This has been a challenging year for income investors. But even as we endure sharp corrections in some of our favorite sectors, it’s important not to lose sight of our long-term goals, asserts Ari Charney, editor of Utility Forecaster.

For those with new money to invest, the recent sell-offs in utilities and master limited partnerships (MLPs) offer an opportunity to start building positions while locking in higher yields than were available just a year ago.

Energy Transfer Partners LP (ETP ) has suffered one of the more alarming slides among our MLPs.

Despite the challenging operating environment, ETP managed to perform far better than expected during what’s typically a seasonally weak quarter.

Indeed, the company beat analyst estimates for revenue and EBITDA (earnings before interest, taxation, depreciation and amortization) by 16.8% and 8.9%, respectively.
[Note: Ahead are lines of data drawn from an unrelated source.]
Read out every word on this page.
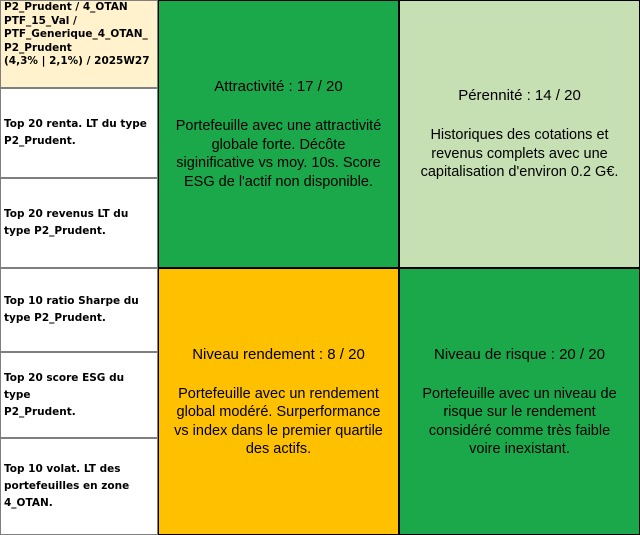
P2_Prudent / 4_OTAN
PTF_15_Val /
PTF_Generique_4_OTAN_
P2_Prudent
(4,3% | 2,1%) / 2025W27
Top 20 renta. LT du type
P2_Prudent.
Top 20 revenus LT du
type P2_Prudent.
Top 10 ratio Sharpe du
type P2_Prudent.
Top 20 score ESG du type
P2_Prudent.
Top 10 volat. LT des
portefeuilles en zone
4_OTAN.
Attractivité : 17 / 20
Portefeuille avec une attractivité
globale forte. Décôte
siginificative vs moy. 10s. Score
ESG de l'actif non disponible.
Pérennité : 14 / 20
Historiques des cotations et
revenus complets avec une
capitalisation d'environ 0.2 G€.
Niveau rendement : 8 / 20
Portefeuille avec un rendement
global modéré. Surperformance
vs index dans le premier quartile
des actifs.
Niveau de risque : 20 / 20
Portefeuille avec un niveau de
risque sur le rendement
considéré comme très faible
voire inexistant.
Even so, revenue declined 11% from a year ago, to $11.5 billion, though adjusted EBITDA climbed 6.8%, to $1.5 billion.

Distributable cash flow (DCF) per unit, the primary profit metric for an MLP, fell 30.9% from a year ago, to $1.23.

However, that was still good enough to cover the payout by 1.03x, though coverage in the prior-year quarter was a much more comfortable 1.53x.

A big part of the drop in DCF on a per-unit basis is attributable to the deal-making spree—both internally and externally—undertaken by CEO Kelcy Warren, who’s a bit of a cowboy on the mergers and acquisitions front.

The number of units outstanding is up nearly 57% from a year ago.

If ever there was a time for deals, it’s in this depressed operating environment, so long as a firm still has access to capital and sufficient growth to support a rising debt burden.

On that score, J.P. Morgan believes that with “an embarrassment of project riches”—the backlog of high-quality projects stands at around $10 billion—ETP will have a limited need for further secondary equity issuances.

ETP still enjoys strongly bullish sentiment among Wall Street analysts, at 11 buys and four holds. The consensus 12-month target price is $64.25, which suggests potential appreciation of 29% above the current unit price.

After holding its payout level through both the Great Recession and much of the ensuing recovery, ETP has bumped its payout for eight consecutive quarters. The latest quarterly payout, at $1.035 per unit, has grown nearly 16% over the past two years.

With a forward yield of 8.3%, ETP is one of our top picks for long-term growth and income in the Income Portfolio and a buy below $70.